見つめられた勇音は、卯ノ花の言わんとしていることを察して口を開く。


「特別室の空きがありますので、すぐにお使いいただけます。」
「では、雪乃。橙晴を連れて行きなさい。すぐに睦月を向かわせます。」
「よろしいのですか?草薙先生は今日の講義の講師では?」
「代役は私が務めますから、問題ありません。橙晴を任せましたよ。」


「はい。解りました。・・・それじゃあ、橙晴。行くわよ。」
「うん・・・。」
「橙晴は、ゆっくりお休みなさい。睦月の薬もちゃんと飲むのですよ。」
「はぁい・・・。」


病室に着けば、どうやったのか、睦月の方が先に到着している。
待ち構えていたらしい睦月は橙晴を見るや否や卯ノ花と同じようにその額に手を当てた。
予想以上に熱いな、と呟いて、橙晴をベッドに連れていく。
だんだんと熱があることを自覚してきた橙晴は、言われるままに横になった。


「橙晴、お前、昼飯は?」
「食べたよ。兄様がくれた睦月特製の携帯栄養食品。一つだけだけど。」
「そうか。なら薬は飲めるな。・・・朝比奈。」
「はい?」


「橙晴の薬、作ってみるか?」
「え・・・?私でいいのですか?」
「ただの風邪だからな。そう難しいものじゃない。ただし、四番隊で通常出す風邪薬なんかじゃなく、草薙の風邪薬だけどな。」


「・・・ゆきの、ぼくは、よんばんたいのかぜぐすりがいいなぁ・・・。」
熱に浮かされながらも、橙晴の耳には睦月の言葉が聞こえていたらしい。
弱々しいその声に、雪乃は仏心を出してしまいそうになるのだが、それはこの目の前の緑の男が許さないだろうと考えて、橙晴に苦笑を見せる。

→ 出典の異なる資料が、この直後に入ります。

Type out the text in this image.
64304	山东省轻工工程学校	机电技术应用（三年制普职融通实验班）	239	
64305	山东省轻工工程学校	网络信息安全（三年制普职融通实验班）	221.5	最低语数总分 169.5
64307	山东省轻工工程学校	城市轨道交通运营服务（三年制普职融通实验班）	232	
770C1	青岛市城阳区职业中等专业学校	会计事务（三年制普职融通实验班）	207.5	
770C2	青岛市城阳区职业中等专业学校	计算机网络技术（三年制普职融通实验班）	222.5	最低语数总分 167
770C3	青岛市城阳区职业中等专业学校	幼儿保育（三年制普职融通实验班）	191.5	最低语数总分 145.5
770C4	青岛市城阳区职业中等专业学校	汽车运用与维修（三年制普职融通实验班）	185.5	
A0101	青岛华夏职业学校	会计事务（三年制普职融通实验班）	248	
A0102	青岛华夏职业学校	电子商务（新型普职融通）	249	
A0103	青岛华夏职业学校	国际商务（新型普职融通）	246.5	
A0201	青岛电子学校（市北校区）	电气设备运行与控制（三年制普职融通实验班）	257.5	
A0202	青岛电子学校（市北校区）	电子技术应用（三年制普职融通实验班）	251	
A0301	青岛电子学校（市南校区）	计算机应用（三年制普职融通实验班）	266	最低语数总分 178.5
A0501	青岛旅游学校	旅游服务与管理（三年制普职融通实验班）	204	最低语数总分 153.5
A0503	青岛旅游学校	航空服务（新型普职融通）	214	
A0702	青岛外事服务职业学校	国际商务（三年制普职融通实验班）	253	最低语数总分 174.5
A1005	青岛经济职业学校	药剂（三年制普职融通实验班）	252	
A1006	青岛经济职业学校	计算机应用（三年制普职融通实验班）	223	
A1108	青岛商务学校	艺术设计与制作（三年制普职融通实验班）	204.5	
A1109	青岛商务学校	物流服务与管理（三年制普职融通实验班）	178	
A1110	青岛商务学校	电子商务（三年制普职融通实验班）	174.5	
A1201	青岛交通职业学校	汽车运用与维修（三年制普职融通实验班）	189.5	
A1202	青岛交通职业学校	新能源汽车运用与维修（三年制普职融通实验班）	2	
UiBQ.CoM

「貴方を治療するのに、朽木家の専属医の言葉に逆らう理由がないわ。あとで差し入れをしてあげるから、草薙先生の薬を飲むことね。」
「まぁ、そういうことだ。諦めろ、橙晴。」
「うぅ・・・ひどい・・・。むつきのくすりは、にがいんだからね・・・。」


「大丈夫よ。それだけ熱が高いんだから、味覚もあやふやになっているわ。」
雪乃はそう言って調剤室に向かうために病室を出て行った。
その姿を見送って、橙晴は恨めしげに睦月を見上げる。
それに気付かぬふりをしつつ、睦月はこの際だからと採血やらなにやら診察を始めるのだった。


『・・・橙晴、大丈夫かなぁ。』
無事に任務を終えて帰って来ていた青藍は、白哉の居る執務室で心配そうに呟く。
「大丈夫だ。雪乃が橙晴に熱があることに気が付いて、看病をしているらしい。卯ノ花隊長と睦月からそれぞれ連絡があった。橙晴の薬も雪乃が処方したとのことだ。」


『流石雪乃。あの睦月が朽木家の者の薬の処方を任せるとは。しかし・・・何故、橙晴の瞳の色が変わったのでしょう?熱が出て制御が不安定になったというのは分からなくもありませんが・・・。』
「橙晴の斬魄刀が、そなたや咲夜と同じように使用者と一体化する類のものなのやもしれぬ。親子間で斬魄刀の能力が似ることはあるようだからな。」


『なるほど。僕の斬魄刀も始解は刀身がなくなりますからねぇ。千本桜と同じく。』
「あぁ。もっとも、そなたの卍解は、咲夜のそれとよく似ているが。特に、森羅のころの斬魄刀に。」
『それじゃあ、橙晴の卍解は千本桜に似ていたりするのかもしれませんね。』


四番隊舎から感じる橙晴の微かな霊圧を感じながら、二人は筆を手に取る。
橙晴の机から引き揚げてきた書類の処理をしつつ、橙晴の霊圧が安定してきていることに内心安堵して、今日の所は定刻で仕事を切り上げるべく、流れるように筆を走らせるのだった。



2019.09.16
風邪引き橙晴。
白哉さんと青藍は橙晴の不調をすぐに見抜いて彼を四番隊に送り込みます。
すぐに睦月を呼ばなかったのは、睦月が四番隊の手伝いをする日だったからだと思われます。
この後、橙晴が風邪を引くと雪乃が看病を任されたりするのでしょう。